AU TRAVERS DE MA NUIT

Je ne vois plus le jour
qu'au travers de ma nuit

Je ne vois plus la nuit
Que comme un jour sans fin
Toujours en mouvement
De rêves en rêveries
Les images me fuient
Les images me font
Un corps de magicien
Un corps écartelé
Qu'un poème parvient
À rassembler parfois
Et d'autrefois je laisse
Aller le pur hasard

l'amorce en italique est de Jules Supervielle




UN JOUR SANS

Un jour sans
Un jour sans faim
ni soif
Un jour de rien
où même l’air
se fait rare
Je lis des poèmes
d’amour et de liberté
Je retrouve le goût
De la terre et du miel
Je regarde la mer
le ciel et sa lumière
J’éteins ma tristesse
Dans les mots des autres
Je prends le premier
qui me plaît
et l’emporte
avec moi
au plus loin
au plus près
Jusqu’à une dernière
danse
Dans la nuit
piquée d’étoiles

Danielle Nabonne
11 mars 2024

UNE RENGAINE EN UT MINEUR

écrit tel quel




Jour après jour

S’en vont les jours

Nuit après nuit

Passent les nuits

Jour et rejour

Nuit et renuit





Faire et refaire

Deux fers au feu

Et laisser dire

Dire et redire

Passer le temps

D’un jour sur l’autre

Faire un présent

À ses copains

À ses copaines

Un mot qui fourche

Une rengaine

En ut mineur

Sur le piano

Et ses bretelles

Autour du cou

Autour des cœurs

Sur le carreau

Où l’on impro

Vise la nuit

Cette écriture

Soufflerie

Que les copistes

Du parchemin

Vont reproduire

Et transformer

En palimpseste





Nuit après nuit

À la chandelle

D’une bougie

Qui fait bouger

Nos certitudes

Sur le papier

Accordéon

Avec arrêt

Prolongé

Par Husserl

Le phénomo

Logiste





Nonobstant

Ce seul présent

Cadeau du temps

Correspondances

Plumes en l’absence

De nos épîtres

Pour clore enfin

D’un coup de langue

L’enveloppe

De nos mémoires

Et ce chapitre

JOUR ULTIME DEUX MIL VINGT





Voilà là

Jour ultime

De l’année

Mes derniers

Trisyllabes





Saint Sylvestre

Ma sœur Anne

En allée

Ses chansons

À l’oreille

Et sa voix

Nuit sans fin





Le Covid

A tué

Des millions

De pauvr’s gens

Des artistes

Des curés

Des obèses

Foutriquets





Moi Reclus

Je connais

J’ai écrit

Fait mes contes

Rangements

De mes livres

« Dictionnaire

À part soi »





Le vaccin

Va sauver

Les humains

Et leur monde

De souffrances

Fleurs du Mal

Spleen et blues





Mais aussi

Sous les larmes

La beauté

De Nature

L’émotion

Et la dette

Des vivants

À leurs morts





Cette année

La nouvelle

Sera belle





31/12/2020

9h40

LIVRE DE NUIT

LIVRE DE NUIT

Le jour au jour

et

la nuit à la nuit

Robert Desnos





De la nuit je ferai un livre – de liber pellicule située entre le bois et l’écorce –

De la nuit je ferai une écorce irréfléchie déployée autour du minuit de toute chose : mimographe, sismographe.
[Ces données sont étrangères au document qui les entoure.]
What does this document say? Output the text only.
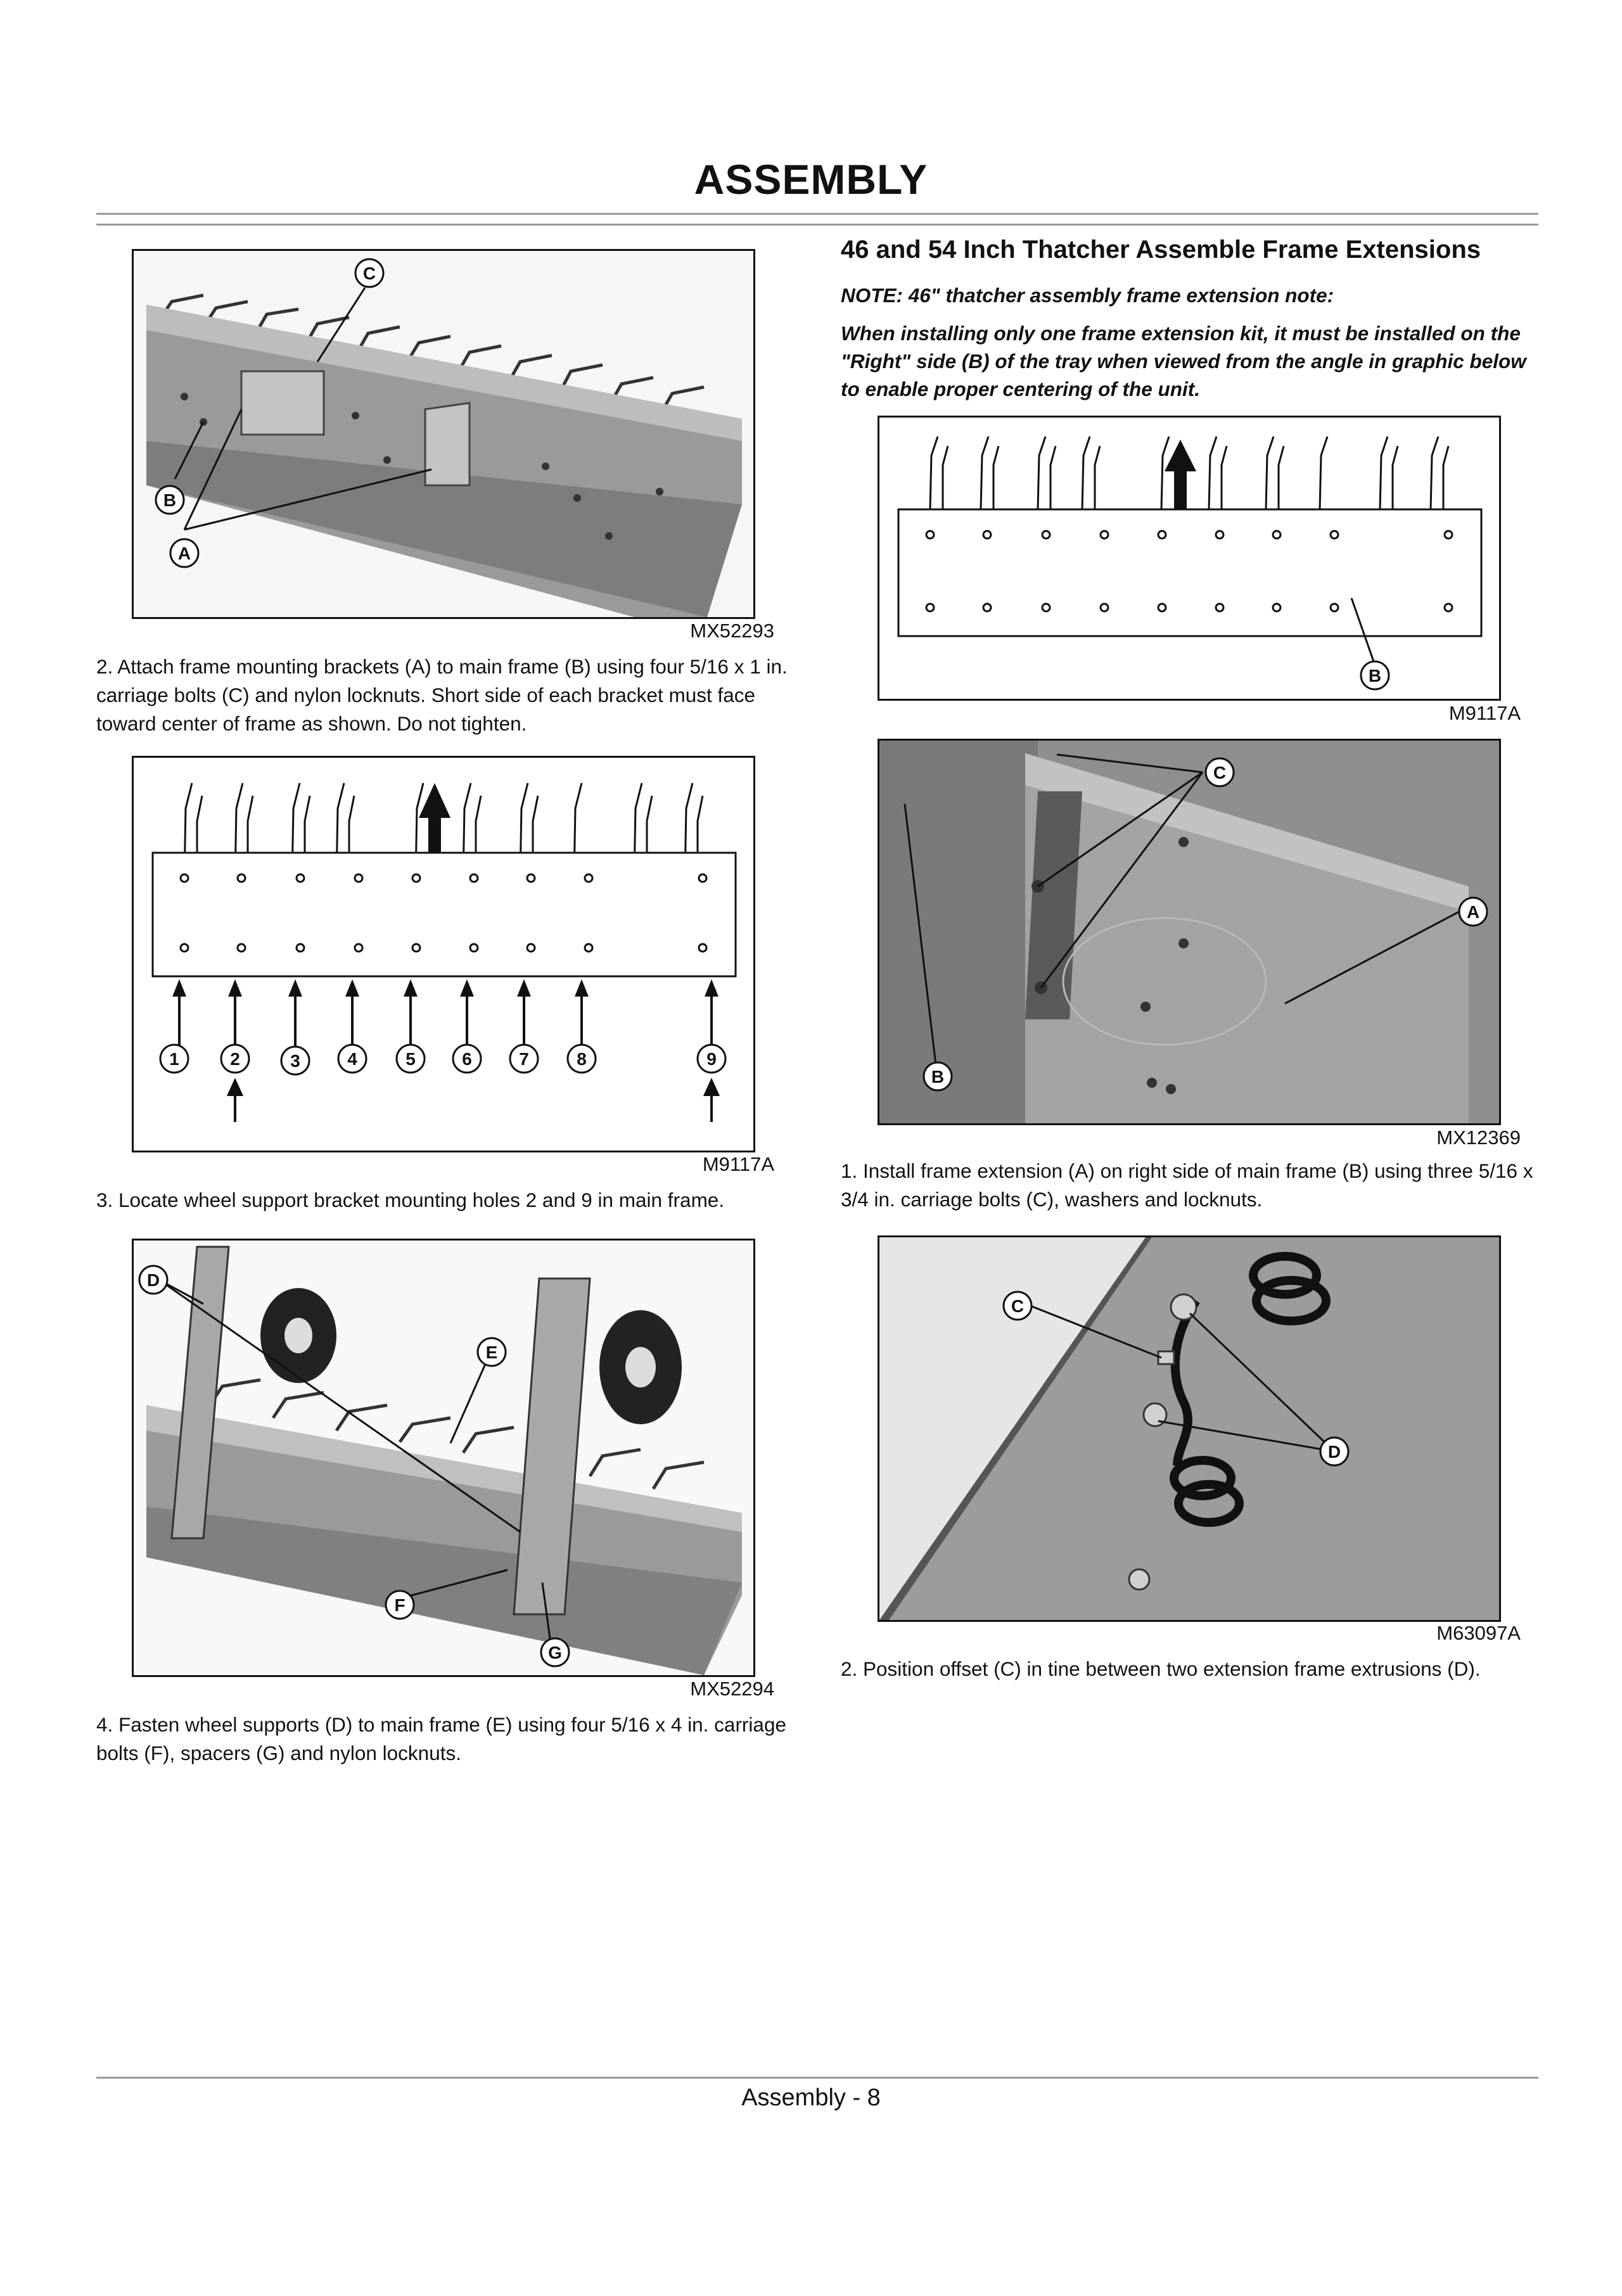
ASSEMBLY
C
B
A
MX52293
2. Attach frame mounting brackets (A) to main frame (B) using four 5/16 x 1 in. carriage bolts (C) and nylon locknuts. Short side of each bracket must face toward center of frame as shown. Do not tighten.
1	2	3	4	5	6	7	8	9
M9117A
3. Locate wheel support bracket mounting holes 2 and 9 in main frame.
D
E
F
G
MX52294
4. Fasten wheel supports (D) to main frame (E) using four 5/16 x 4 in. carriage bolts (F), spacers (G) and nylon locknuts.
46 and 54 Inch Thatcher Assemble Frame Extensions
NOTE: 46" thatcher assembly frame extension note:
When installing only one frame extension kit, it must be installed on the "Right" side (B) of the tray when viewed from the angle in graphic below to enable proper centering of the unit.
B
M9117A
C
A
B
MX12369
1. Install frame extension (A) on right side of main frame (B) using three 5/16 x 3/4 in. carriage bolts (C), washers and locknuts.
C
D
M63097A
2. Position offset (C) in tine between two extension frame extrusions (D).
Assembly - 8
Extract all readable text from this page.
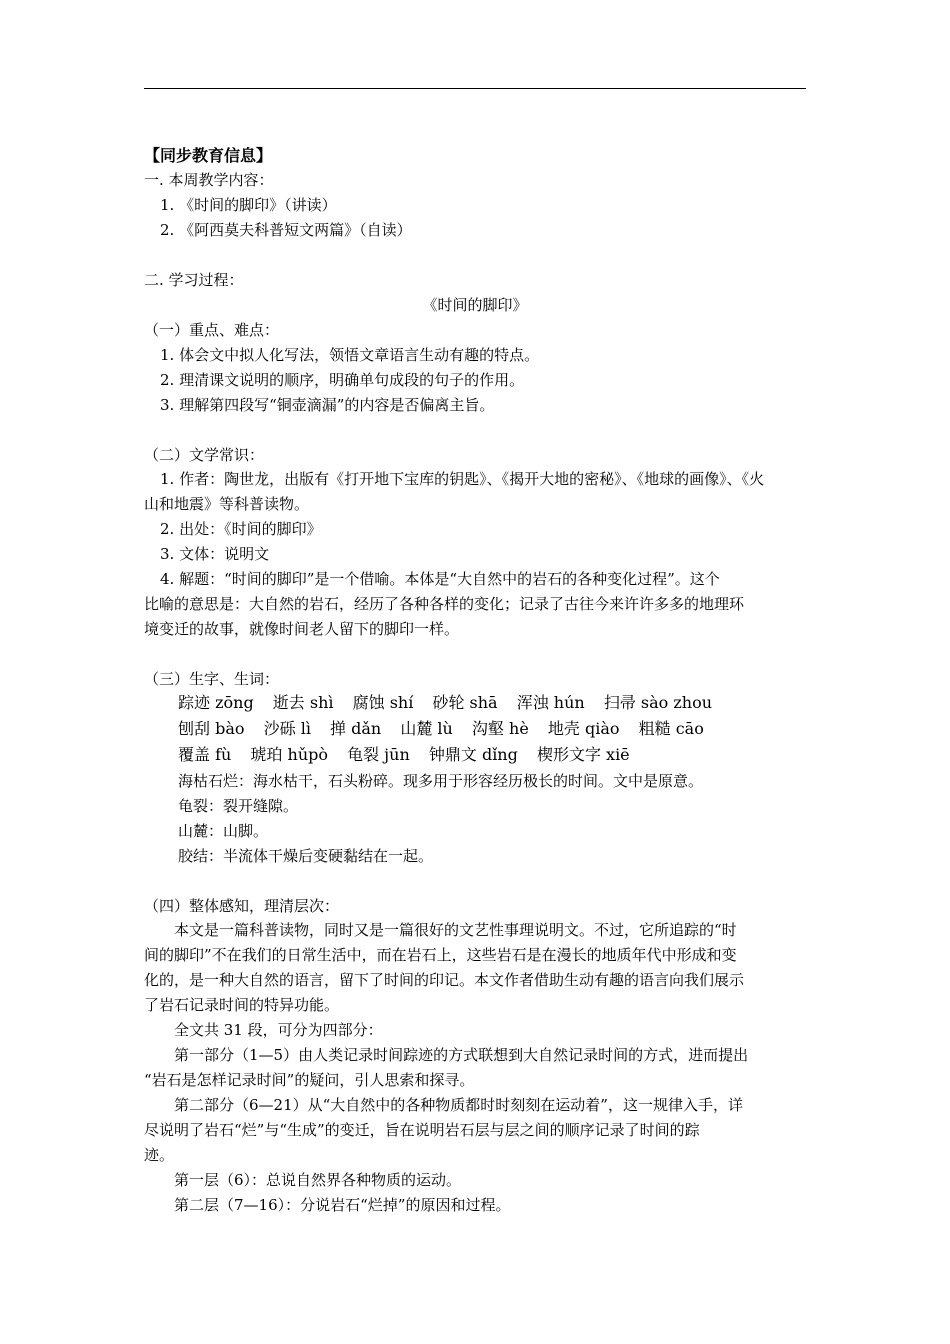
【同步教育信息】
一. 本周教学内容：
1. 《时间的脚印》（讲读）
2. 《阿西莫夫科普短文两篇》（自读）
二. 学习过程：
《时间的脚印》
（一）重点、难点：
1. 体会文中拟人化写法，领悟文章语言生动有趣的特点。
2. 理清课文说明的顺序，明确单句成段的句子的作用。
3. 理解第四段写“铜壶滴漏”的内容是否偏离主旨。
（二）文学常识：
1. 作者：陶世龙，出版有《打开地下宝库的钥匙》、《揭开大地的密秘》、《地球的画像》、《火
山和地震》等科普读物。
2. 出处：《时间的脚印》
3. 文体：说明文
4. 解题：“时间的脚印”是一个借喻。本体是“大自然中的岩石的各种变化过程”。这个
比喻的意思是：大自然的岩石，经历了各种各样的变化；记录了古往今来许许多多的地理环
境变迁的故事，就像时间老人留下的脚印一样。
（三）生字、生词：
踪迹 zōng 逝去 shì 腐蚀 shí 砂轮 shā 浑浊 hún 扫帚 sào zhou
刨刮 bào 沙砾 lì 掸 dǎn 山麓 lù 沟壑 hè 地壳 qiào 粗糙 cāo
覆盖 fù 琥珀 hǔpò 龟裂 jūn 钟鼎文 dǐng 楔形文字 xiē
海枯石烂：海水枯干，石头粉碎。现多用于形容经历极长的时间。文中是原意。
龟裂：裂开缝隙。
山麓：山脚。
胶结：半流体干燥后变硬黏结在一起。
（四）整体感知，理清层次：
　　本文是一篇科普读物，同时又是一篇很好的文艺性事理说明文。不过，它所追踪的“时
间的脚印”不在我们的日常生活中，而在岩石上，这些岩石是在漫长的地质年代中形成和变
化的，是一种大自然的语言，留下了时间的印记。本文作者借助生动有趣的语言向我们展示
了岩石记录时间的特异功能。
　　全文共 31 段，可分为四部分：
　　第一部分（1—5）由人类记录时间踪迹的方式联想到大自然记录时间的方式，进而提出
“岩石是怎样记录时间”的疑问，引人思索和探寻。
　　第二部分（6—21）从“大自然中的各种物质都时时刻刻在运动着”，这一规律入手，详
尽说明了岩石“烂”与“生成”的变迁，旨在说明岩石层与层之间的顺序记录了时间的踪
迹。
　　第一层（6）：总说自然界各种物质的运动。
　　第二层（7—16）：分说岩石“烂掉”的原因和过程。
De la nuit dont un livre m’affirme qu’il faut la laisser en nous murmurer

telle une source intarissable.

De la nuit dont on fait ses livres traduits du silence

où les mots désœuvrés nous creusent et nous façonnent :

une façon de parler de ce dont on ne sait que dire.

De la nuit que l’on mesure à la démesure que tente de nous imposer

cette langue inconnue

et qui fait mouvement à mesure que les mots les plus sensés

s’accumulent sur la page,

insomnies : rêves en sommeil.

De la nuit dont l’issue est un livre qui prend feu

et que personne ne lit

un œuvre qui fait le lit de la littérature

dont on ne souffle mot

tant

le jour au jour

et

la nuit à la nuit…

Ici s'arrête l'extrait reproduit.